Fue nombrándolos a todos. Como el gato rosado entre maúllos, seguía arriba del armario, fue a buscarlo:
—Vamos, Zé, ven por tu lechita.
El gato se paró encorvando su cuerpo y de un salto estuvo en el suelo junto al cazo de leche que, al parecer, era para él.
Me fascinó ese gato, no tanto por su color rosado, cuanto por sus ojos verdes con luces amarillas.
—Zé vino del Brasil y quiere leche de coco, pero tiene que conformarse con ésta de burra. A veces se nos escapa al puerto en busca de cocos que vienen de su tierra.
—¿Está encarnado? —se me ocurrió preguntar sin saber explicarme por qué.
—¡Prodigio de mujer! —dijo Basilio acercándose y tomándome una mano.
—¿No es asombroso, Régine? —decía Basilio, mirándome como si acabara de descubrir mi presencia.
Parecían deslumbrados. En mi honor descorrieron una cortina y apareció un altar de filigrana adornado con candelabros, un corazón de terciopelo granate atravesado por espinas, lechuzas de plata, en el centro una cruz con incrustaciones de piedras preciosas y, a un costado, un dios con muchos brazos.
Encendieron los candelabros. Régine se cubrió con la pañoleta. Arrodillados frente al altar empezaron a rezar una oración en un idioma que tal vez fuera turco. Se olvidaron de mí. Los gatos se apelotonaron sobre las cenizas de un fuego que, recién en ese momento reparé, calentaba la cámara. Solamente el rosado no se arrimó al fuego porque había saltado arriba del armario a salivarse la cara.
—A buena hora anuncias la visita —le dijo Régine al gato, como un reproche.

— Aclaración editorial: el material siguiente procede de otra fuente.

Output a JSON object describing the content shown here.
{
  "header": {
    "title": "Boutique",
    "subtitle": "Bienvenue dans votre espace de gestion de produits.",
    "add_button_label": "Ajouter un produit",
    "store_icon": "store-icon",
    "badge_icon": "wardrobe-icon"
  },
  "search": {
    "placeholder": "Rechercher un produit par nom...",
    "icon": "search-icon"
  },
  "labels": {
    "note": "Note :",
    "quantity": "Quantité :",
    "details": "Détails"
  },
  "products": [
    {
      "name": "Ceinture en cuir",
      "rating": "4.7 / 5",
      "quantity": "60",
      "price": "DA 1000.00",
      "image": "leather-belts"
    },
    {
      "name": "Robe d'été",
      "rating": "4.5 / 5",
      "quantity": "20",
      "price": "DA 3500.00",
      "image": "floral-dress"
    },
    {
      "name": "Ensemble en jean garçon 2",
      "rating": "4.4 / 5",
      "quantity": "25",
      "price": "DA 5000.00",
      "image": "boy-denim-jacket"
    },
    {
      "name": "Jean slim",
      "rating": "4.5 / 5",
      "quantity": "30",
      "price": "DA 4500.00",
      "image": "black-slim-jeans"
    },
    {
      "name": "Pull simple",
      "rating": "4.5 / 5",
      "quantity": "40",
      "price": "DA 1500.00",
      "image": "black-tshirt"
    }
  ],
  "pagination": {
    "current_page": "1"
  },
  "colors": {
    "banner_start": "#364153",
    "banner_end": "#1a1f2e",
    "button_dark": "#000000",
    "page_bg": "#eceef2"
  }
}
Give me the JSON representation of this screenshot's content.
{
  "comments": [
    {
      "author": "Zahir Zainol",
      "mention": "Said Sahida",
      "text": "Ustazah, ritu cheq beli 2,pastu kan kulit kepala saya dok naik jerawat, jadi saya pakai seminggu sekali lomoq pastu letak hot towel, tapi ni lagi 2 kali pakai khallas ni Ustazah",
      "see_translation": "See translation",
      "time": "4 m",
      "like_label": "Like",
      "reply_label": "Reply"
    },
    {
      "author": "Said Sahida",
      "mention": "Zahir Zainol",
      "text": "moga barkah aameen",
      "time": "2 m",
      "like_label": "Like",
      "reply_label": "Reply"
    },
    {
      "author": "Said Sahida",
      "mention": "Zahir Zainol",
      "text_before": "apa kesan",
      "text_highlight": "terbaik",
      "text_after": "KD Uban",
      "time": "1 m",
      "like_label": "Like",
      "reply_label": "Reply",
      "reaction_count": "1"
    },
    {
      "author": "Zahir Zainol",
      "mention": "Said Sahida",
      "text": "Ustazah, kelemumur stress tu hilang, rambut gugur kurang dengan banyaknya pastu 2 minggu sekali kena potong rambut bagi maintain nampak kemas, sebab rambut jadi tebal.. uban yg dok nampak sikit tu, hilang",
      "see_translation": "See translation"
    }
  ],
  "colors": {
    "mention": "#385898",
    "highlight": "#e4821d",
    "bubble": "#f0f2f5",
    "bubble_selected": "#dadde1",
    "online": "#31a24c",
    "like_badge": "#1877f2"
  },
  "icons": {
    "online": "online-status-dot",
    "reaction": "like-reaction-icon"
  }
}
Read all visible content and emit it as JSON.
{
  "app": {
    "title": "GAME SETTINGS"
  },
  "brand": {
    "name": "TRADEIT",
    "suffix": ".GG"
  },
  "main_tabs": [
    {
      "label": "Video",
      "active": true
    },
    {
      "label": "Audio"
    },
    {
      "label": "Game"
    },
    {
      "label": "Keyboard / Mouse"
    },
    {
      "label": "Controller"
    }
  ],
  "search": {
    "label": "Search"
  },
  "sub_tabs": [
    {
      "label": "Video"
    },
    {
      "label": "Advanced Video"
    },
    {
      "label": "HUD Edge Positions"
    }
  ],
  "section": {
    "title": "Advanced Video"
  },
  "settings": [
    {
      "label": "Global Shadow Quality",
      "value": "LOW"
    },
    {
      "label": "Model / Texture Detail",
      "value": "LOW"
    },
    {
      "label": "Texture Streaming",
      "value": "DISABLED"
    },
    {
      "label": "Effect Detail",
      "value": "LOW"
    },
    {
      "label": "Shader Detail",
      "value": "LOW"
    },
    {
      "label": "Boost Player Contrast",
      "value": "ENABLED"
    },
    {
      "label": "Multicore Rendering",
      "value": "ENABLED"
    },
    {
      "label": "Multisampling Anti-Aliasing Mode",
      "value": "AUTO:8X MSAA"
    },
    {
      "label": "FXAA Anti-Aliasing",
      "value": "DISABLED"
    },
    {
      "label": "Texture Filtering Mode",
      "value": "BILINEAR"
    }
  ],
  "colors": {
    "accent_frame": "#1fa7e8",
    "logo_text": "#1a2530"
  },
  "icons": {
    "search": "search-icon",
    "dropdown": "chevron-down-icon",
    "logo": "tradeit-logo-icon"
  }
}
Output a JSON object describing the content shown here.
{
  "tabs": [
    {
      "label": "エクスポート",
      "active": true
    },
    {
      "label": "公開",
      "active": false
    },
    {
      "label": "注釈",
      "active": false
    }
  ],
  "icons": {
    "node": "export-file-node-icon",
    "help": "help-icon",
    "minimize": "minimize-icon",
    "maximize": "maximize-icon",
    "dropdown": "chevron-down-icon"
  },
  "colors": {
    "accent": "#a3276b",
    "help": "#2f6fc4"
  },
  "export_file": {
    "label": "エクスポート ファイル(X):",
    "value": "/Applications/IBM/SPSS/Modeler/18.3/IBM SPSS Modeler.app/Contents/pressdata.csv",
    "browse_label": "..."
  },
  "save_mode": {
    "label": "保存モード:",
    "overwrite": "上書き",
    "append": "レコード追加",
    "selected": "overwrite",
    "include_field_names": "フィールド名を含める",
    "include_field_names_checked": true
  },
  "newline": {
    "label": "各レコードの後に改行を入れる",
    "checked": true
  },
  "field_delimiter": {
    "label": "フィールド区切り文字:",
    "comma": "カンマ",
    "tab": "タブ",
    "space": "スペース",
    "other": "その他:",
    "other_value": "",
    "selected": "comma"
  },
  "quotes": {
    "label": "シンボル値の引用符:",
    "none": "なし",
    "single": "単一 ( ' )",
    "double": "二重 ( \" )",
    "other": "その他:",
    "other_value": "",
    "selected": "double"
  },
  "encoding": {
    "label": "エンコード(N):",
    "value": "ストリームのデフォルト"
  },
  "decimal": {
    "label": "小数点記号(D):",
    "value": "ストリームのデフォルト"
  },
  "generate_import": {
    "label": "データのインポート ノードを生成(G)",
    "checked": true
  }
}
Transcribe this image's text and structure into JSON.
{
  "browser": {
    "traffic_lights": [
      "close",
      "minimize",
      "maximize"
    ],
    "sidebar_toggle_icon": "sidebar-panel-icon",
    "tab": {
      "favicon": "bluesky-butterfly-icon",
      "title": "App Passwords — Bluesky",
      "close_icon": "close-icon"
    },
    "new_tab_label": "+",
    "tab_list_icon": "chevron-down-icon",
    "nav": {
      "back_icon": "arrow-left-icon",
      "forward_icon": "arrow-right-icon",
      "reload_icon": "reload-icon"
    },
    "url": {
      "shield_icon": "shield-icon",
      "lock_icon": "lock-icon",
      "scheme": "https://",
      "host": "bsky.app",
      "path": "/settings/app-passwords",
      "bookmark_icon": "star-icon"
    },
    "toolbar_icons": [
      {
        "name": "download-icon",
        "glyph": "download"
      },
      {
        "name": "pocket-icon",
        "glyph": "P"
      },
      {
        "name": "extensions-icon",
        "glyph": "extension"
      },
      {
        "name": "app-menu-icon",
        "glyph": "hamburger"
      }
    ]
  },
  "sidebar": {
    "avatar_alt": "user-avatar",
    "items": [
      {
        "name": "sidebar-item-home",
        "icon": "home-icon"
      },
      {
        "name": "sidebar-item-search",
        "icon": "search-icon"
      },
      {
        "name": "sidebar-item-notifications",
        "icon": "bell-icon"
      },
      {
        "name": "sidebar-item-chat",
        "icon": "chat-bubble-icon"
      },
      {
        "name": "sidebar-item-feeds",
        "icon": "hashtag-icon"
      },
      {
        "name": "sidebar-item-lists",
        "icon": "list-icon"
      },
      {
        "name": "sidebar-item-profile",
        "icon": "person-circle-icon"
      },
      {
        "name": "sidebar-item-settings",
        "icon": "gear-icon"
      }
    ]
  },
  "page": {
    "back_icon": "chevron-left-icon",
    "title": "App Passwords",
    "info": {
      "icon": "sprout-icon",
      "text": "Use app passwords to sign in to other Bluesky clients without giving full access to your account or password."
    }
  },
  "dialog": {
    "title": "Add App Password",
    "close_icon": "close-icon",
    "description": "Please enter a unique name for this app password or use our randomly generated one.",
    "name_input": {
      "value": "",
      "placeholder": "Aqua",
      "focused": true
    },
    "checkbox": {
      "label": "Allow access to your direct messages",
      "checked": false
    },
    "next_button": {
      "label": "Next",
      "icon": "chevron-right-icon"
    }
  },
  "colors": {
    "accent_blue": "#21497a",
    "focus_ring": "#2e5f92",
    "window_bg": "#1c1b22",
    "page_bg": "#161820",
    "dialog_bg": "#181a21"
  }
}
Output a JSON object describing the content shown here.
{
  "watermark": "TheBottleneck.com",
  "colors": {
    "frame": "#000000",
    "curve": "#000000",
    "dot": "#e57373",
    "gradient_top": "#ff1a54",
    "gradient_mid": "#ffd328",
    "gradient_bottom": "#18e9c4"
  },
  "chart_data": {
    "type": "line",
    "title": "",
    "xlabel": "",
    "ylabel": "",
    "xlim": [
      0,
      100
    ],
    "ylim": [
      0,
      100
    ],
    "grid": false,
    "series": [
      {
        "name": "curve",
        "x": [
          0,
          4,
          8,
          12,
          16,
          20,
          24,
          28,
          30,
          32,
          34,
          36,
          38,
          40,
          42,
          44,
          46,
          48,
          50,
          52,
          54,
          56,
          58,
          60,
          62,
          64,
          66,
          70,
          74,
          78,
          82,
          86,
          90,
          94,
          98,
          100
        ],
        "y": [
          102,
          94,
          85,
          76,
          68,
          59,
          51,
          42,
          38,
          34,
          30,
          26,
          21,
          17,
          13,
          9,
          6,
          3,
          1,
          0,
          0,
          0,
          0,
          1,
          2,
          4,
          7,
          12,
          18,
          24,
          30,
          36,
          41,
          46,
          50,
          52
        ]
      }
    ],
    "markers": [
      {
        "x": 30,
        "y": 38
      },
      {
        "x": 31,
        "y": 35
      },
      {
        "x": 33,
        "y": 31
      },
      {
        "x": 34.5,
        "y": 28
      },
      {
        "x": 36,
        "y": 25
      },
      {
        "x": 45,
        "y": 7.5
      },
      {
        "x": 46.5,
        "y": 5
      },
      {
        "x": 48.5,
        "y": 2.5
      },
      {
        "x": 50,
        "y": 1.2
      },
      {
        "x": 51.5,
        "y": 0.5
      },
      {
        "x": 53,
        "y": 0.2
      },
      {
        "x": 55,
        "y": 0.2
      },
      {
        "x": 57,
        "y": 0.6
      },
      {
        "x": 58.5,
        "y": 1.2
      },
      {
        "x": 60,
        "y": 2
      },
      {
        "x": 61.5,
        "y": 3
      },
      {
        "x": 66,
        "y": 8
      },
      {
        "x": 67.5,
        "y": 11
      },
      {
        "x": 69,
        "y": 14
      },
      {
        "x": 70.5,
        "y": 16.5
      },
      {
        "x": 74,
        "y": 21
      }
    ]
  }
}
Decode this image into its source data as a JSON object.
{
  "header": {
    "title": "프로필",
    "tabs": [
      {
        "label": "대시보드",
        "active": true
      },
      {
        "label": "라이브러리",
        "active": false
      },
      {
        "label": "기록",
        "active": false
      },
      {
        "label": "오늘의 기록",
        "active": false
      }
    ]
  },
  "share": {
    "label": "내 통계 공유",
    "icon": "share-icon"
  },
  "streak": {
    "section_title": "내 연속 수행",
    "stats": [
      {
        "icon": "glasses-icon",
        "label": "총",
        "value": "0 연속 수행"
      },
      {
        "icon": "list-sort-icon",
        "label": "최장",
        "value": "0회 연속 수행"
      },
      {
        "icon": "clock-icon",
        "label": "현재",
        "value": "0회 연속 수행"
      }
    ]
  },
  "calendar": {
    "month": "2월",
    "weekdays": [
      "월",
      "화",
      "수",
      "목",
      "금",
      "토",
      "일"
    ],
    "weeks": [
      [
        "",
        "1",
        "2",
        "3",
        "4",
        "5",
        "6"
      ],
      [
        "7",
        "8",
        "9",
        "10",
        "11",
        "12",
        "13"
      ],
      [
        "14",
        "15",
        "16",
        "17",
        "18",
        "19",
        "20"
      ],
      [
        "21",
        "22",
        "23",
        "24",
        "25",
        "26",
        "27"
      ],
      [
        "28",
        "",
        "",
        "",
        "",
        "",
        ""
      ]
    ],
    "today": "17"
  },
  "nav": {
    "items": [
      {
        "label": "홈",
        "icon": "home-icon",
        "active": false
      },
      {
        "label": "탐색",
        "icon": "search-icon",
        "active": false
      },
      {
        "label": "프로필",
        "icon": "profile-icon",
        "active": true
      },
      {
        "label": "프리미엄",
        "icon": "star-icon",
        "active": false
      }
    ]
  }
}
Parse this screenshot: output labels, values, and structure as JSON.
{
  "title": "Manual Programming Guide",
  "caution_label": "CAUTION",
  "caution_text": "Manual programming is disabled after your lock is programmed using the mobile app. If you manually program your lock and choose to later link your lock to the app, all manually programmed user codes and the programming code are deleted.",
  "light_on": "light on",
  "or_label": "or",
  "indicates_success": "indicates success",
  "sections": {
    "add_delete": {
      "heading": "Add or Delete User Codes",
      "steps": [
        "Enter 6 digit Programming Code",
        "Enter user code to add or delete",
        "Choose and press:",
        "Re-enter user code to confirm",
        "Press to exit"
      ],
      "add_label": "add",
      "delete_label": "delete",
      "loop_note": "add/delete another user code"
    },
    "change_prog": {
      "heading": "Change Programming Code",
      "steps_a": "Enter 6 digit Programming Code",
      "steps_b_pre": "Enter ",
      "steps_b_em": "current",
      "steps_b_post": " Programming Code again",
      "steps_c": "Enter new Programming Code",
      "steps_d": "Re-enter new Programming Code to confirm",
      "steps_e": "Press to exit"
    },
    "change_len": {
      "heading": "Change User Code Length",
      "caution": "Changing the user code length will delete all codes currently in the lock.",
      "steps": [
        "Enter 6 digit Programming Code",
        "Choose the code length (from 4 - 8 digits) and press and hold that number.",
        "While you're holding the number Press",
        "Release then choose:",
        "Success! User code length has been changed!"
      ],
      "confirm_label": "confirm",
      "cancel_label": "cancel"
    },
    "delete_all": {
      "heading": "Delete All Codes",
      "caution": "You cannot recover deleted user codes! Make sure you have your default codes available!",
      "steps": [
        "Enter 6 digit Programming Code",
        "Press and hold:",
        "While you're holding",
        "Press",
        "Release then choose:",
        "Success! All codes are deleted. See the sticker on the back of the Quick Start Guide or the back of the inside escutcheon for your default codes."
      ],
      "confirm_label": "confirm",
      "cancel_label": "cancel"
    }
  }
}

Abrió un cajón del armario, sacó papel y pluma.
—Escribe, Basilio —dijo.
Ceremoniosamente Basilio se quitó el delantal de herrero, se mojó las palmas de las manos, sopó la tinta y empezó a escribir lo que Régine le dictaba: Excelencia: su emisaria llegó con fortuna. La hemos hospedado en esta su casa donde podrá permanecer cuanto desee y mande vuestra excelencia. Los gatos y la madre pollito la recibieron de común regocijo, igual que esta servidora que besa vuestra ilustre mano. Dios guarde a V. E. Firmado: Régine de Birmania, ayudante mayor
Postdata: Sin duda: receptora.
R.
La voz de Régine era espesa y se ahuecaba hasta tocar mis sentidos, adormeciéndolos. Como efecto del vino que me dieron fui entrando en un lento sopor. Antes de que Basilio pusiera lacre a la carta yo había caído en un profundo sueño. Cada tanto creía ver a Régine, con el loro y la araña en el hombro, castigar a los gatos que bailaban en círculo alrededor de ella y también me parecía escuchar los maullidos del gato rosado que desde arriba lanzaba esos maullidos de enamorado y furioso sobresaliendo entre todos, pero eso más bien se debía a que cada vez me iba hundiendo más en el interior de las galerías de la casa. Era como que entraba en corredores oscuros, de paredes aceitosas, que de pronto se hundían en puertas que me tragaban. Luego volvía a encontrar los corredores cada vez más estrechos y húmedos y escuchaba un solo maullido largo, enamorado y furioso.